Trouble is, ‘middle’ is rather different from Britain’s usual wrongheaded understanding of Middle, best defined by the Telegraph’s utterly comic “coping class“, who seem to have about £90k each (yes, read the article). In Reform’s case, we are – admirably – talking about the real middle:
a basic definition of middle class where every adult in the household has at least £15,000 in income and every child £5,000.
This true middle is much poorer than our standard image of “middle class”, as the TUC discussed at length (see their blog). And Dillow has looked at it too. Salaries of £50k – our normal understanding of where Middle Class might start – are actually top 10%.
So, these are the Median Class Britain, on perhaps £40k as a household with 2 adults and one kid, a bit above poverty – perhaps 50% above – but not miles above. And what does Reform think can be done, easy as Pie? Well, remove some £14bn from these people. Example: family of 2, 2 kids, £50k income, would have £3k less child benefit, so have a hit to their incomes of 6%. That is about twice what has happenned in this last recession.
Then there’s Winter Fuel Allowance (£1bn), bus fares, TV licences, all big chunky items.
I can’t go through all the ideas. Reform are, well, brave: except they are not in power and don’t have to worry about backlashes and politics and silly things like that. But in comparison to most think tanks they have really put their balls on the line, or at least the balls of the ‘middle class’.
What bothers me is that they are getting away with a rhetorical trick. Written on the tin is “middle class welfare” and we all think of those Coping people the Telegraph moans about. But they are not: they are people from just above poverty to just below comfortable. This fiscal squeeze will be painful. Reform have crudely added up some of the pain-numbers.
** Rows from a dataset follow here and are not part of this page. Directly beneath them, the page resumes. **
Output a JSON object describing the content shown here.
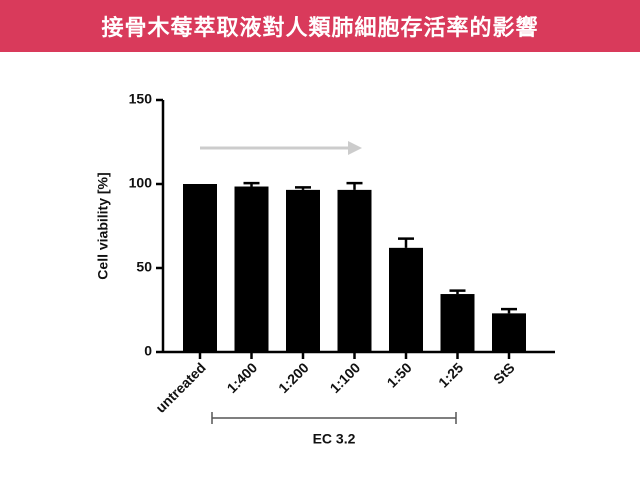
{
  "header": {
    "title": "接骨木莓萃取液對人類肺細胞存活率的影響"
  },
  "chart_data": {
    "type": "bar",
    "ylabel": "Cell viability [%]",
    "categories": [
      "untreated",
      "1:400",
      "1:200",
      "1:100",
      "1:50",
      "1:25",
      "StS"
    ],
    "values": [
      100,
      98.5,
      96.5,
      96.5,
      62,
      34.5,
      23
    ],
    "errors": [
      0,
      2,
      1.5,
      4,
      5.5,
      2,
      2.5
    ],
    "color": "#000000",
    "ylim": [
      0,
      150
    ],
    "yticks": [
      0,
      50,
      100,
      150
    ],
    "annotation": "EC 3.2"
  }
}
But their spin is attrocious – and, of course, they have utterly dodged the macroeconomic consequences (see last post).
Even the IEA is nervous:
“having had 12 years of dramatically expanding means-tested welfare provision and provision for those not working and relatively badly off, there is a danger that taking away universal benefits (or raising taxes on the middle class) will simply reduce further the net returns to working, to education and so on.”
And Megan over in the US has identified another problem with getting all your revenues from those wicked people, the Rich: those sorts of revenues, things like Capital Gains Tax, Stamp Duty, Yacht excise, Truffle fees and so forth are highly volatile. And that matters: volatility means some chump will spend it all when it’s good, and then find us pitched into a crisis when it’s bad.
Note to Reform: thanks for doing so much fiscal maths. But don’t try tricking anyone into thinking this is easy.